Virtually all the passengers on his BA flight had been British citizens, and the control process seemed to be moving along quickly and smoothly. Russ made his way to the booth and handed his passport over with a tired smile, the polite boredom of a jet-setting businessman who crossed immigration lines with such mind-numbing regularity that he could do no more than affect this gentle pleasantry.
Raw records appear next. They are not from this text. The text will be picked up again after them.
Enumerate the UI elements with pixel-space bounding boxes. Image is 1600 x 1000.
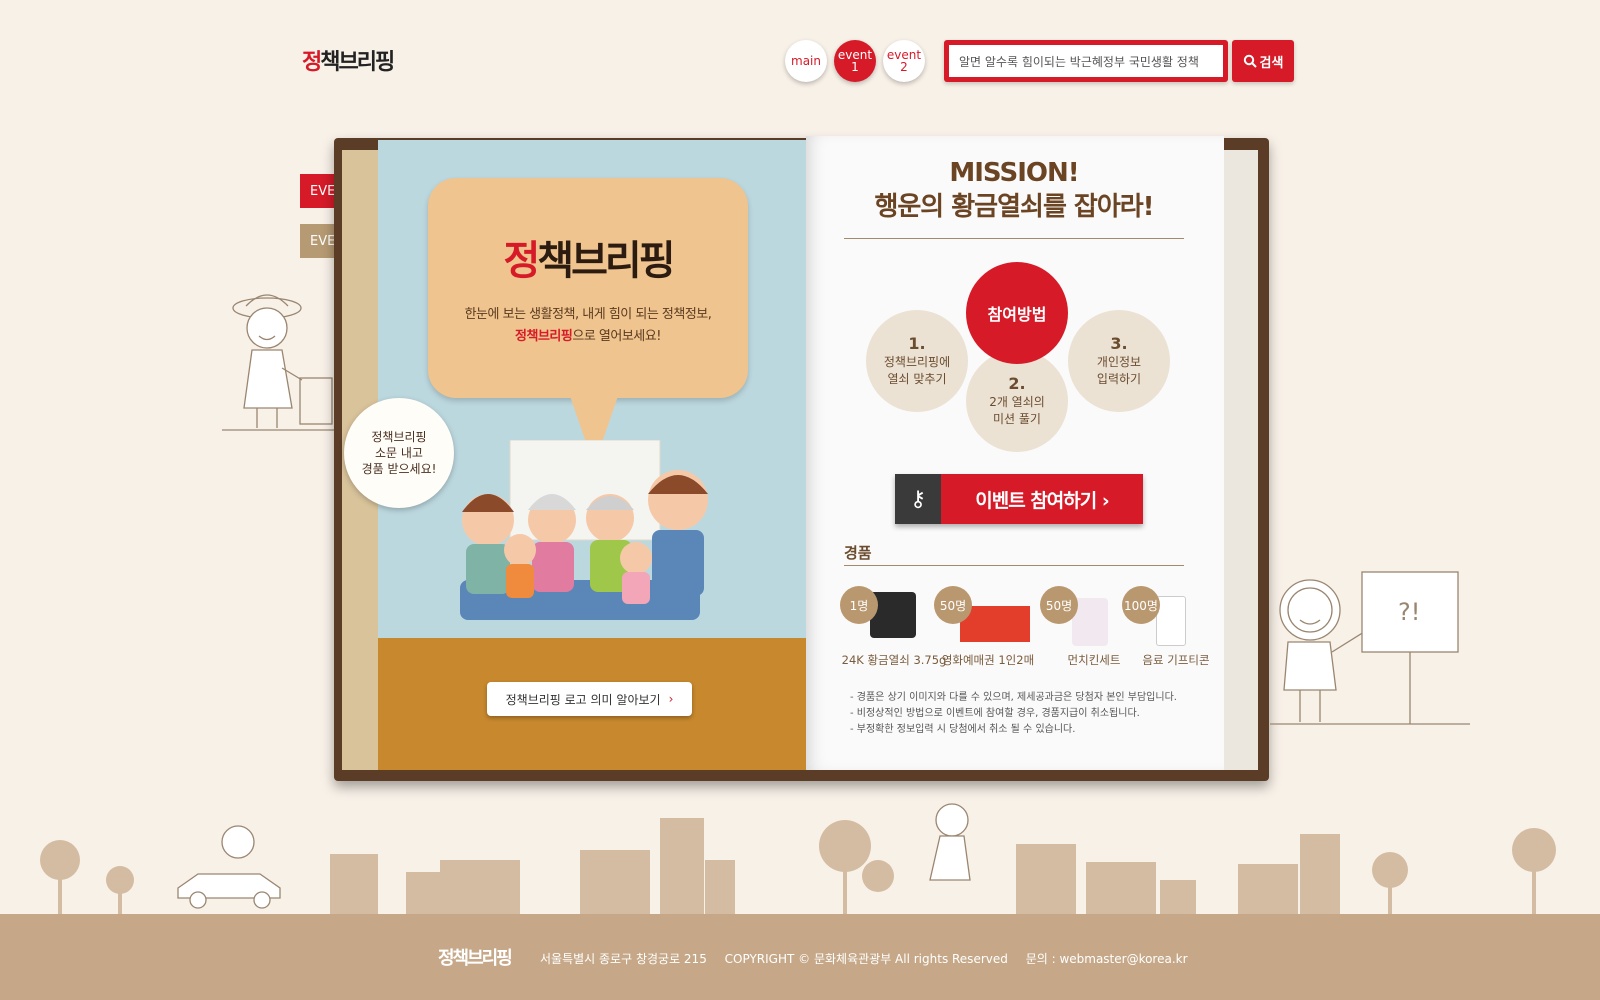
footer-contact[interactable]: 문의 : webmaster@korea.kr: [1026, 952, 1188, 966]
logo-meaning-button[interactable]: 정책브리핑 로고 의미 알아보기 ›: [487, 682, 692, 716]
prize-heading: 경품: [844, 544, 872, 562]
family-illustration: [460, 440, 708, 620]
search-input[interactable]: [949, 45, 1223, 77]
step-3: 3. 개인정보 입력하기: [1068, 310, 1170, 412]
girl-doodle: [222, 294, 342, 431]
bubble-description: 한눈에 보는 생활정책, 내게 힘이 되는 정책정보, 정책브리핑으로 열어보세…: [464, 307, 712, 344]
site-logo[interactable]: 정책브리핑: [302, 44, 395, 76]
speech-bubble: [428, 178, 748, 398]
bubble-logo: 정책브리핑: [503, 238, 675, 284]
page-stack: [1224, 150, 1258, 770]
share-bubble: 정책브리핑 소문 내고 경품 받으세요!: [344, 398, 454, 508]
right-page: [806, 136, 1224, 770]
chevron-right-icon: ›: [1101, 489, 1110, 512]
city-skyline: [40, 803, 1556, 914]
teacher-doodle: ?!: [1270, 571, 1470, 725]
nav-main[interactable]: main: [785, 40, 827, 82]
participation-method: 참여방법: [966, 262, 1068, 364]
prize-coffee: 100명 음료 기프티콘: [1122, 584, 1222, 674]
prize-gold-key: 1명 24K 황금열쇠 3.75g: [840, 584, 946, 674]
footer-logo: 정책브리핑: [438, 948, 513, 969]
mission-title: MISSION! 행운의 황금열쇠를 잡아라!: [874, 158, 1154, 222]
prize-notes: - 경품은 상기 이미지와 다를 수 있으며, 제세공과금은 당첨자 본인 부담…: [850, 692, 1177, 735]
nav-event-1[interactable]: event 1: [834, 40, 876, 82]
join-event-button[interactable]: ⚷ 이벤트 참여하기 ›: [895, 474, 1143, 524]
svg-text:?!: ?!: [1398, 598, 1420, 626]
coffee-cup-icon: [1156, 596, 1186, 646]
search-box: [944, 40, 1228, 82]
nav-event-2[interactable]: event 2: [883, 40, 925, 82]
key-icon: ⚷: [895, 474, 941, 524]
step-2: 2. 2개 열쇠의 미션 풀기: [966, 350, 1068, 452]
divider: [844, 565, 1184, 566]
prize-movie-ticket: 50명 영화예매권 1인2매: [934, 584, 1034, 674]
footer-info: 서울특별시 종로구 창경궁로 215 COPYRIGHT © 문화체육관광부 A…: [540, 952, 1188, 966]
step-1: 1. 정책브리핑에 열쇠 맞추기: [866, 310, 968, 412]
divider: [844, 238, 1184, 239]
search-icon: [1243, 54, 1257, 68]
chevron-right-icon: ›: [668, 692, 674, 706]
search-button[interactable]: 검색: [1232, 40, 1294, 82]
Russ had done this a thousand times before. His papers were so good and his training so complete that he let his mind wander, thinking about taking a long hot shower in the hotel, spending some time cleaning up his excruciating hip wound, and then ordering a four-course room service meal along with a bottle of champagne.
The Belgian policeman looked at the passport and ran it through a scanner. He compared the face on the photograph with Russ’s face, and Russ smiled at him once again.
The policeman looked down at his screen and then did a quick double take. He slowly held up a finger, asking Russ to wait just a moment.
Then he reached for the phone on his desk, and Russ’s dreams of showers and champagne evaporated in an instant.
Two plainclothesmen appeared at Whitlock’s shoulder just seconds later. They were young and fit, and they wore zip-up hoodies and blue jeans. Each man also wore an earpiece in his right ear. Instantly Russ pegged them as cops. “Mr. Morris,” one said in a Flemish accent, “would you please come with us for one moment?”
“Why?” Russ asked, concerned, but still very much in his cover. He was, ostensibly, a businessman from Ohio, and an Ohio businessman would be naturally bemused at being taken out of the immigration line by two men in civilian clothing.
“Just come along, and we’ll straighten it out.”
Whitlock walked along with his briefcase in his hand. Neither of the two men touched him, but they moved close enough to him to where it was clear they were ready if he decided to try something stupid.
Two uniformed policemen stood in the hallway with radios in their hands. One of the men asked for Whitlock’s briefcase, and he handed it over. The five of them then continued farther up the hallway.
As they walked up the hallway it hit Whitlock like a battering ram.